Patrice LeconteLà-bas, loin, très loin, quasiment au ras de l’eau (comme on dit par ici), la silhouette d’un type, difficile de déterminer sa taille à cette distance, disons un bon mètre quatre-vingts, un grand type donc, habillé en noir, et qui court tant qu’il peut pour tenter de faire décoller un cerf-volant malgré l’absence totale de vent. Il est flanqué d’une fillette, qui court elle aussi, à la poursuite de l’objet récalcitrant et qu’elle aimerait bien voir s’envoler sans qu’il soit nécessaire de se démener ainsi.
De plus près, on constate que le grand type mesure en effet pas loin d’un mètre quatre-vingts, il est mince, brun, il a environ quarante ans, et il est plutôt séduisant avec ecette mèche qui lui retombe souvent sur le front et qu’il remet en place d’un geste machinal.

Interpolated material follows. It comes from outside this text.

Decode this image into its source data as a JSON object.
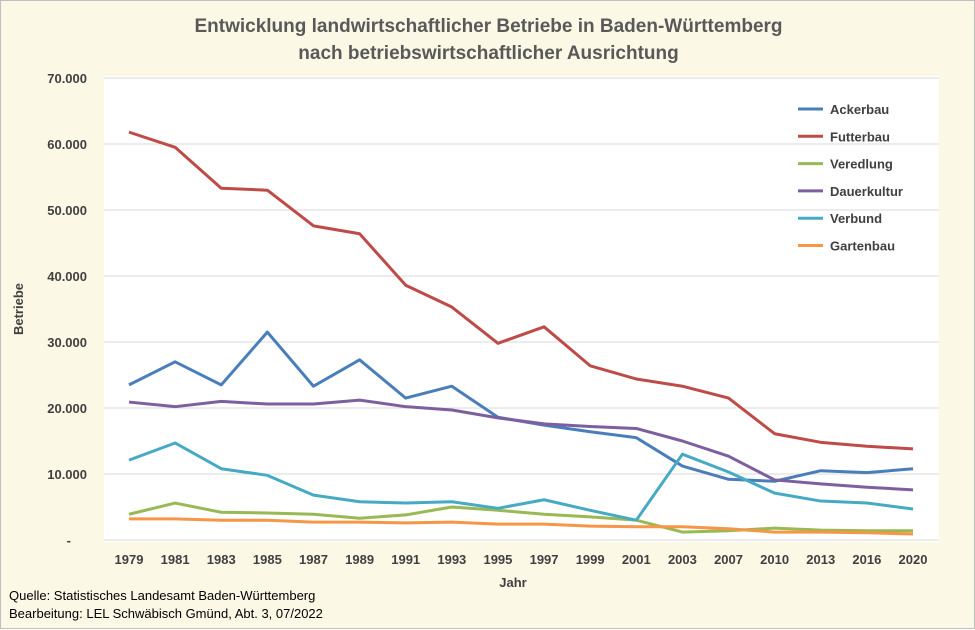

Séduisant en effet, mais il a du mérite à l’être, car il est habillé d’un costume de ville dont il a relevé le bas des jambes à mi mollets (comme un promeneur qui n’aurait pas prévu de se retrouver au bord de la mer), afin d’être pieds nus sur le sable humide. La fillette, qui peut avoir une douzaine d’années, a la maigreur des enfants en pleine croissance, deux jambes allumettes qui sortent d’une jupe ou d’un jean, mais elle est rapide et vive et d’une gaieté folle.
Après tant de tentatives, épuisé de toutes ces galopades vaines, le grand type en costume finit par renoncer. Il s’arrête, se plie en avant, pour reprendre sa respiration, les mains posées sur les genoux, la mèche dégringolant sur le front.
– On n’y arrivera… jamais…
– C’est pas grave, lui répond la fillette en riant.